Today, the English Football League (EFL) will mark its fifth Day of Action, where all 72 Clubs from its three divisions come together to demonstrate the impact that football has in positively changing people’s lives.

As part of the EFL Day of Action, a number of Cardiff City players surprised participants involved in Cardiff City FC Foundation projects by video calling and finding out more about how our club changes lives.

The recently crowned ‘Championship PFA Player in the Community’ Will Vaulks took time out to speak with young people on the streets as part of the Foundation’s detached youth work project – Kicks Targeted.

Will joined Cardiff City FC Foundation coaches as they approached young people in their territory, such as the streets, estates and parks to start important conversations around staying safe, what can be done to prevent violence against women and to direct young people to the Foundation’s free football sessions –Kicks - to help reduce anti-social behaviour.

Between 2019-20, anti-social behaviour rates increased by 47% on the prior year. As well as providing free in-person activities at 20 Kicks sites across 7 local authorities, we continue to offer online Kicks activities during lockdowns and work in partnership with South Wales Police and Youth Services to support young people.

Another strand of the Foundation Kicks programme is the Kicks Targeted project that provides one to one mentoring for young people who have been identified to be involved with or are at risk of becoming involved in youth violence.

Wales International Vaulks spoke with 16-year-old Chloe to hear more about her journey, how since working with the Foundation her school attendance, grades and behaviour have improved. Chloe no longer gets into trouble with the police and has better relationships with teachers, friends and family.

We know that 500,000 young people are known to be involved or vulnerable to gangs and that 61% of young people experience difficult emotions or have mental health issues. That’s why we diversified our Kicks project to provide tailored one to one support, providing 111 sessions for at-risk young people in 2019/20.

The Foundation’s Future Pathways Post-16 Education Students returned to the classroom this week. In the midst of the excitement to be back amongst friends and tutors, Foundation students spoke with Alex Smithies to highlight how they’re pleased to be back in class, how they looked after their wellbeing during lockdowns and future ambitions.

Nationwide, 68% of young people said their mental health got worse during lockdown.
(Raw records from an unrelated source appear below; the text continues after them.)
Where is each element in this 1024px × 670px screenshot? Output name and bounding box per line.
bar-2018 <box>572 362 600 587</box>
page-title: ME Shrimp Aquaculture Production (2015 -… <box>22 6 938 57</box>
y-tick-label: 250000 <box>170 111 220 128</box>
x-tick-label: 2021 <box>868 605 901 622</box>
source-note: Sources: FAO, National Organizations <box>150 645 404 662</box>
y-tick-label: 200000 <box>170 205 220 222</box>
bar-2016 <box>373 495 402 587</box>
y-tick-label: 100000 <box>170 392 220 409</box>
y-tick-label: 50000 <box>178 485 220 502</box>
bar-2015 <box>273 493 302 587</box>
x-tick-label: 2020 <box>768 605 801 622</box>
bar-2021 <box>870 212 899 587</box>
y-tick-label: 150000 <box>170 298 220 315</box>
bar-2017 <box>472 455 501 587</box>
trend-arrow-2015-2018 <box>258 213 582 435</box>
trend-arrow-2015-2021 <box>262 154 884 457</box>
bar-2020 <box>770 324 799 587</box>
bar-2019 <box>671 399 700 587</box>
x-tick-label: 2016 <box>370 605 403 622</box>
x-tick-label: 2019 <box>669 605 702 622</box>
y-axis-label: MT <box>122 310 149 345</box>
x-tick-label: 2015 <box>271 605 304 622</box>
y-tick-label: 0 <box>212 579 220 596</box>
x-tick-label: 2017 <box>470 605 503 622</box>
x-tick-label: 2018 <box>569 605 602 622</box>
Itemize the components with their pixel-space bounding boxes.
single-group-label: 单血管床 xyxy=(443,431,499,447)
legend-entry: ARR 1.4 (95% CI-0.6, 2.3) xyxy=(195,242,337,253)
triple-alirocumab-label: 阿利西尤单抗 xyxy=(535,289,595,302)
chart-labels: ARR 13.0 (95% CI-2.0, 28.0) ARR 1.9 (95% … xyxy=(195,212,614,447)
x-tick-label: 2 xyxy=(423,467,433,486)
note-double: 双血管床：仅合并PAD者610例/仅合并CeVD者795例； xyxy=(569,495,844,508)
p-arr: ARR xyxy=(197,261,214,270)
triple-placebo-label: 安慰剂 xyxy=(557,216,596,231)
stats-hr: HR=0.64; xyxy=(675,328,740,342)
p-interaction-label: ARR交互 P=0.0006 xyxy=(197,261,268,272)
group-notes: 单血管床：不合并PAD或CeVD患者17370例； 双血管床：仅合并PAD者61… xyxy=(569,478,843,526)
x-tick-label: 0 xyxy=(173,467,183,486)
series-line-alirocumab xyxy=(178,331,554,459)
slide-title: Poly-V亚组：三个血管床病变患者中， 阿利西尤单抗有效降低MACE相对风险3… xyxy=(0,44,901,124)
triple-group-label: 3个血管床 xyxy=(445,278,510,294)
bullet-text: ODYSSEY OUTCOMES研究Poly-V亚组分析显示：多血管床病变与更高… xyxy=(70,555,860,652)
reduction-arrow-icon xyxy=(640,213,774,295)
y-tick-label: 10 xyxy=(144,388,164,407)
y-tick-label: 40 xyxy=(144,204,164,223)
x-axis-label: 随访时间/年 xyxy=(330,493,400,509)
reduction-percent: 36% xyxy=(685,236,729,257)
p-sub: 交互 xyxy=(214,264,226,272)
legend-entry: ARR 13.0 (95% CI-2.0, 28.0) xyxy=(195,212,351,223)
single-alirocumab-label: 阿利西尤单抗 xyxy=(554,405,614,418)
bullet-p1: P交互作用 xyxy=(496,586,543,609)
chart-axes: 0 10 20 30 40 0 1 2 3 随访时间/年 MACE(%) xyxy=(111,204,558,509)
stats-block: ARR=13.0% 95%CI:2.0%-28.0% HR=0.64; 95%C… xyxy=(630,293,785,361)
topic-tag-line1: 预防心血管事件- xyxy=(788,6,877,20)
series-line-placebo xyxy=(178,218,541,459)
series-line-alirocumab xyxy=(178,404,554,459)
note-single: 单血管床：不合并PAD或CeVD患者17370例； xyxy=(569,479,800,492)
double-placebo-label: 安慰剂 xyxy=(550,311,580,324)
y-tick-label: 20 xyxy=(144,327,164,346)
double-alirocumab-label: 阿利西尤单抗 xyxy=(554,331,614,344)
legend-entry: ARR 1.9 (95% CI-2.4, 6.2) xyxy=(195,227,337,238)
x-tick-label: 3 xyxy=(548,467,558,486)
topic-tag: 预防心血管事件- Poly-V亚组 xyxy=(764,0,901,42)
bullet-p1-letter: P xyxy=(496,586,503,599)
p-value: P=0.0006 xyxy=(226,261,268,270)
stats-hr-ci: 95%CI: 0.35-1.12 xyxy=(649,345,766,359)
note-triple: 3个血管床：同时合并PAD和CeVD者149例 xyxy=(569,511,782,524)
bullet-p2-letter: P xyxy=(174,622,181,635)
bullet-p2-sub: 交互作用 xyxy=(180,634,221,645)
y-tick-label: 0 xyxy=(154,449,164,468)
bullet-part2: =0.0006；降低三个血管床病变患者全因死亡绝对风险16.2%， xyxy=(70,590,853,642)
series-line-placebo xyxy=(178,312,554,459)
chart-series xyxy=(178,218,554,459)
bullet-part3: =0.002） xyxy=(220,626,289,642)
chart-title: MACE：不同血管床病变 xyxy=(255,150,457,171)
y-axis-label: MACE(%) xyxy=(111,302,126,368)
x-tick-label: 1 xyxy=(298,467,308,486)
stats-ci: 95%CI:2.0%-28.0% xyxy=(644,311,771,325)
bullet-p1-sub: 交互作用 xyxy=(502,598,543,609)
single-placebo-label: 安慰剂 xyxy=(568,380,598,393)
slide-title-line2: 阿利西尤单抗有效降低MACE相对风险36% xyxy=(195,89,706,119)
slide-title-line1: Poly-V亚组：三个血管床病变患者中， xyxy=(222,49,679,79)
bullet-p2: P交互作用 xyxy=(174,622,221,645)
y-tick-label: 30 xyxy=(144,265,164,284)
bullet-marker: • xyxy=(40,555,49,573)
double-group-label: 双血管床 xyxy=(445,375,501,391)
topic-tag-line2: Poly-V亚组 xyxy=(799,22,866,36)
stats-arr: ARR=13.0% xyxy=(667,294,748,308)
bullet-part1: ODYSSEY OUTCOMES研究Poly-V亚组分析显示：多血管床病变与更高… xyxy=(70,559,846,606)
The City stopper heard about how Foundation tutors provided regular wellbeing check-ins to support students and shared advice on how he looks after his physical and mental wellbeing.

Joe Bennett paid an online visit to Pencaerau Primary School in Ely, Cardiff to speak with a class of children involved in the Primary Stars project.

Primary Stars is a primary school programme that supports children to learn, be active and develop important life skills in the classroom, on the playground and on the sports field.

The Foundation provided free online learning resources for children and families during lockdown, to support literacy, numeracy and personal social education, as well as delivering the Bluebirds from Home Schools festival. The home learning festival engaged with more than 140 schools, offered to 36,000 children, providing Cardiff City-themed learning resources and fun fitness challenges to get children active.

We know that 25% of children struggle with confidence and self-esteem, that’s why it was vital that we supported children to reconnect, build confidence & resilience and supporting their physical and mental wellbeing through football sessions upon returning to school after months away from the classroom.

Joe enjoyed listening to the children and shared advice about the importance of resilience and confidence as well as talking about football of course!